For more information: Journal of Clinical Endocrinology and Metabolism, September 11, 2014, doi: 10.1210/ jc.2014-2222,
Associations of the Fecal Microbiome With Urinary Estrogens and Estrogen Metabolites in Postmenopausal Women
Chiku or chikoo or sapota – an intensely sickly-sweet fruit. Image credit: a1-vegetables.com
4. Eat chikoo to fight cancer
The sweet and succulent chikoo or Sapota fruit, a popular ingredient for desserts, could well be the answer to halt cancer from spreading, according to a study by Indian scientists.
Researchers have now shown methanolic (alcoholic) extracts of the whole fruit possess certain active phytochemicals (plant-derived compounds) that can trigger a sequence of orchestrated events in tumour cells leading to their death (a process called apoptosis).
“There was a preliminary study which had used two of the phytochemicals isolated from Sapota fruit on cancer cell lines. Ours is the first study using whole fruit methanolic extracts which explores anti-cancer properties of the same on different cancer cell lines and on animal models.
“Our results indicate that inclusion of Sapota fruit in our daily diet may protect from genesis and progression of cancer.”
For more information: Nature.com Scientific Reports, 4, Article number:6147doi:10.1038 /srep06147,
Sapodilla Plum ( Achras sapota) Induces Apoptosis in Cancer Cell Lines and Inhibits Tumor Progression in Mice 5. Chokeberry extract ‘boosts pancreas cancer chemo’

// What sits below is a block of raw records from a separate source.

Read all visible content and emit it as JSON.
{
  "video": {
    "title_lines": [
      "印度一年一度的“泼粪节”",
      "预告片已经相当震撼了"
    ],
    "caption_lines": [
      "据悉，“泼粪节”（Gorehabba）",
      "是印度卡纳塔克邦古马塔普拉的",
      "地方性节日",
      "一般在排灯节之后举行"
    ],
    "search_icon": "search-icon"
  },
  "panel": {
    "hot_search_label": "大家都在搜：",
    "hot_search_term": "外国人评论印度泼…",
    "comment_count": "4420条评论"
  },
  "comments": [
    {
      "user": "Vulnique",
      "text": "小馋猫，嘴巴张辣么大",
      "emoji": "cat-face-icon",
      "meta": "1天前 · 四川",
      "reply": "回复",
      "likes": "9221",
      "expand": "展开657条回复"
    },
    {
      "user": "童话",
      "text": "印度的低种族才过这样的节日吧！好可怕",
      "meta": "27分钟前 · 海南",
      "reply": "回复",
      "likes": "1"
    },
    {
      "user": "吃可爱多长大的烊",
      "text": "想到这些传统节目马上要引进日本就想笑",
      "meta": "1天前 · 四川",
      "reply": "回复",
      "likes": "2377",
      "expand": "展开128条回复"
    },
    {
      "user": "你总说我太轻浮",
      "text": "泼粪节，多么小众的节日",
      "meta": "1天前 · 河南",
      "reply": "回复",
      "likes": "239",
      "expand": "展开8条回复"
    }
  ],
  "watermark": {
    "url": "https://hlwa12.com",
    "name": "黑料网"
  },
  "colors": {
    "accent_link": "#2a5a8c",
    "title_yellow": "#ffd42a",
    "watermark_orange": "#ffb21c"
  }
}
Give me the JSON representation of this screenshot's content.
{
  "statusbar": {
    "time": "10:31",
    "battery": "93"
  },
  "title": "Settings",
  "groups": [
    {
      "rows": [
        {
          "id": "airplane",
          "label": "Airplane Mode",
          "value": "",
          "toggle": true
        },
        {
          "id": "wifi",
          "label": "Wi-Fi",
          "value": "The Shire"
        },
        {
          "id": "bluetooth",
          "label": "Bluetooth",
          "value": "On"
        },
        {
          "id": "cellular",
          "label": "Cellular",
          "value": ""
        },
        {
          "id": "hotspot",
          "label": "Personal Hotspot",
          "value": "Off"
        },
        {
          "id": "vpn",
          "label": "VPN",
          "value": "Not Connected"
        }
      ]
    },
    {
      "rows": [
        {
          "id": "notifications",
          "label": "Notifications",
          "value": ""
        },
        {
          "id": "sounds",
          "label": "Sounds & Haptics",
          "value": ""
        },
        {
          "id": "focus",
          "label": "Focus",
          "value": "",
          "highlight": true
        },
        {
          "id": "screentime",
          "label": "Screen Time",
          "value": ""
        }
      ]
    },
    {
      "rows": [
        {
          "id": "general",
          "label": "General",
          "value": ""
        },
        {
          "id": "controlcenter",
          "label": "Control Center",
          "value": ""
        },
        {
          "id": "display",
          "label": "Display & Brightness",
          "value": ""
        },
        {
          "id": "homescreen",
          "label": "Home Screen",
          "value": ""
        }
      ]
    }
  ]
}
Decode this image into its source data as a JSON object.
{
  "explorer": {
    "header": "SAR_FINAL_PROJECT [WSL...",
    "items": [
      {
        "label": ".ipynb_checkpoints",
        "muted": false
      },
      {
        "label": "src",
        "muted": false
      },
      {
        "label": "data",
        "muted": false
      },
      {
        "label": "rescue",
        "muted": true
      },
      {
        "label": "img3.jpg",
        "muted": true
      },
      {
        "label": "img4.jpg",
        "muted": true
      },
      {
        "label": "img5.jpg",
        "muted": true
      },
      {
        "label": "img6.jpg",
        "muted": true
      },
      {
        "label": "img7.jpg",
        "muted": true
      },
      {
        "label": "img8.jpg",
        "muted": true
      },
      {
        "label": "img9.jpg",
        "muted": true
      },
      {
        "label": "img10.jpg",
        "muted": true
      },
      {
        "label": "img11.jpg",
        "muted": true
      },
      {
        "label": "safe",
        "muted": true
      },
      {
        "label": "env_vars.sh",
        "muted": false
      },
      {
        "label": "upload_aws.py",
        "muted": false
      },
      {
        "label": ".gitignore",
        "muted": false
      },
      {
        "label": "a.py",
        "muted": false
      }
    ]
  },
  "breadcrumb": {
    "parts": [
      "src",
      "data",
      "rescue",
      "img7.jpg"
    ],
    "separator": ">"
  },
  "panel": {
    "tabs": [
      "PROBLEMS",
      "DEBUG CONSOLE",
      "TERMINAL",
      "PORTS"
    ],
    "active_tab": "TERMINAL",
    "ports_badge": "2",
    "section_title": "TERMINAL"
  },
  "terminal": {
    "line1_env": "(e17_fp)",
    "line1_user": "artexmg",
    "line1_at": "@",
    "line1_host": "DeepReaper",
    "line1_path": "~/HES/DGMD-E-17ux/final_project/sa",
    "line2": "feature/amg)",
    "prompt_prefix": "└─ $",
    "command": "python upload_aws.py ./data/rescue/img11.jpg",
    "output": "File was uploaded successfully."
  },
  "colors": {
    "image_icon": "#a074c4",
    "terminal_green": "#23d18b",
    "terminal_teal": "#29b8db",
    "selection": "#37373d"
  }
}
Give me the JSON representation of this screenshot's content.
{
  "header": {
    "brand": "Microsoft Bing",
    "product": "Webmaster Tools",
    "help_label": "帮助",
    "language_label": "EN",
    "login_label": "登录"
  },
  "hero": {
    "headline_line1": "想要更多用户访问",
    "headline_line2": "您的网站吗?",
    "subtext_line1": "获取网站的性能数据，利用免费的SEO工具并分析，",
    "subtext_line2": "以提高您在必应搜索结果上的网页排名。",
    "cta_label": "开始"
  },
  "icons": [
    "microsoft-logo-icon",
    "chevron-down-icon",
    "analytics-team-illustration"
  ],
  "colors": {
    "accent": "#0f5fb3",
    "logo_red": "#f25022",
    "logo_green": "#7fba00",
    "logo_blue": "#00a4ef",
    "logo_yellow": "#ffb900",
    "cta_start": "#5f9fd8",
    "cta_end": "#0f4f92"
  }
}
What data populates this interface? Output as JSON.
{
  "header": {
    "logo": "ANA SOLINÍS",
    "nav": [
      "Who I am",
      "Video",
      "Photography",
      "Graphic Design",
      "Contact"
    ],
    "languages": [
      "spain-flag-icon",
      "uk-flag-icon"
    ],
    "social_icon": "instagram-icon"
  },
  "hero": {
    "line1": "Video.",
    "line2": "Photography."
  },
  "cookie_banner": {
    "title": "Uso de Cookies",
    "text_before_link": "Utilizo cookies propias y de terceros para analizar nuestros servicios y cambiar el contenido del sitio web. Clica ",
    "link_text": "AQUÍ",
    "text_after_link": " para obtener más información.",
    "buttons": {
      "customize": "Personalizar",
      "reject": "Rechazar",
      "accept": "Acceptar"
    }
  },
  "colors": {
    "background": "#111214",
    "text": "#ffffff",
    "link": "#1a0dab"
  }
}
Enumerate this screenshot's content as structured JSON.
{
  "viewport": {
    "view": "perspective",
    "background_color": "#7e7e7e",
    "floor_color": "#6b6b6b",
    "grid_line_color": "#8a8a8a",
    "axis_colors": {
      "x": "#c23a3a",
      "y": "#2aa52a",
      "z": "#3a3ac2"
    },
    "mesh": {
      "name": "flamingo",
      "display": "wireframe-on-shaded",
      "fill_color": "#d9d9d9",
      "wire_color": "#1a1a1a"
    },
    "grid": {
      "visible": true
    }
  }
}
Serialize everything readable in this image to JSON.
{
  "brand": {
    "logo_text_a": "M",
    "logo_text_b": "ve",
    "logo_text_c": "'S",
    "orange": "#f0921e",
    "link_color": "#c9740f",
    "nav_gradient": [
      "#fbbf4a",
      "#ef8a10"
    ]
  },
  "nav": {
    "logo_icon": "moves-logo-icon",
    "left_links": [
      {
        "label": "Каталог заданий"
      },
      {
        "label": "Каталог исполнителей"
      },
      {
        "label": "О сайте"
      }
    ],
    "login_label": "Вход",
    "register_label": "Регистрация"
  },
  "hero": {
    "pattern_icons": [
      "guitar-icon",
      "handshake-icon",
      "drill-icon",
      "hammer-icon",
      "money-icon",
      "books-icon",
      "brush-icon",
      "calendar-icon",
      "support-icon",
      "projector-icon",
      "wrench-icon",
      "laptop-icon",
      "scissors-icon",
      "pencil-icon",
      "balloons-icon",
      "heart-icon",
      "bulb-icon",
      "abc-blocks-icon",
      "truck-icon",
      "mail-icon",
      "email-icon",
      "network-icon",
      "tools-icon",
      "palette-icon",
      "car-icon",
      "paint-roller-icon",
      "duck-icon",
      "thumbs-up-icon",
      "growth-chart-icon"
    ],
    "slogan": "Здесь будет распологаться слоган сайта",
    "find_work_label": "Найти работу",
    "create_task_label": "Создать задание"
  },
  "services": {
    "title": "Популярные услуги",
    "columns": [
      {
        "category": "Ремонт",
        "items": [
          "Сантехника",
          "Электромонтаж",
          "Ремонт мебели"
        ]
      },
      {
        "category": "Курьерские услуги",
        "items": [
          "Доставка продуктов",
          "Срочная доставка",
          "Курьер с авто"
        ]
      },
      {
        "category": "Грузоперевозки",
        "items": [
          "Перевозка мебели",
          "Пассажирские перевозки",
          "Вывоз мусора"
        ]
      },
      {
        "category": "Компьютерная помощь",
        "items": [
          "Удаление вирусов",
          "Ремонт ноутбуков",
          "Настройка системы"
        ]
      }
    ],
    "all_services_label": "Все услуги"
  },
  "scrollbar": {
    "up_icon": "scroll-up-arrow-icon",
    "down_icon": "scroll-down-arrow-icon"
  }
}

6. Adjuvant chemotherapy extended OS, DFS in luminal B breast cancer
Adjuvant chemotherapy significantly prolonged OS and DFS in patients with luminal B breast cancer regardless of HER-2 and PR status.
However, patients with HER-2–positive disease who were aged 60 years or older experienced shorter DFS.
For more information: American Society of Oncology 2014 Breast Cancer Symposium, Abstract 156,
The role of adjuvant chemotherapy in luminal B breast cancer
7. No benefit to endocrine therapy in elderly women with low risk hormone receptor positive breast cancer
Treatment with endocrine therapy and radiation therapy as part of breast conservation is the current standard of care for women with hormone-receptor positive (HR+) invasive breast cancer.
Results from recent phase III clinical trials have suggested that elderly women with low risk, early stage HR+ breast cancer can attain acceptable outcomes when treated with endocrine therapy alone, without radiation.
However, outcomes resulting from treating with radiation alone, without endocrine therapy, had not been similarly tested.
Ten years post-treatment, patients treated with radiation alone had an estimated disease-free progression rate of 92%.
That estimate compared favorably to the 91% of patients treated with radiation and endocrine therapy who adhered to their endocrine therapy regiment.
However, the disease-free progression rate among patients who did not adhere to endocrine therapy was considerably lower, 72%.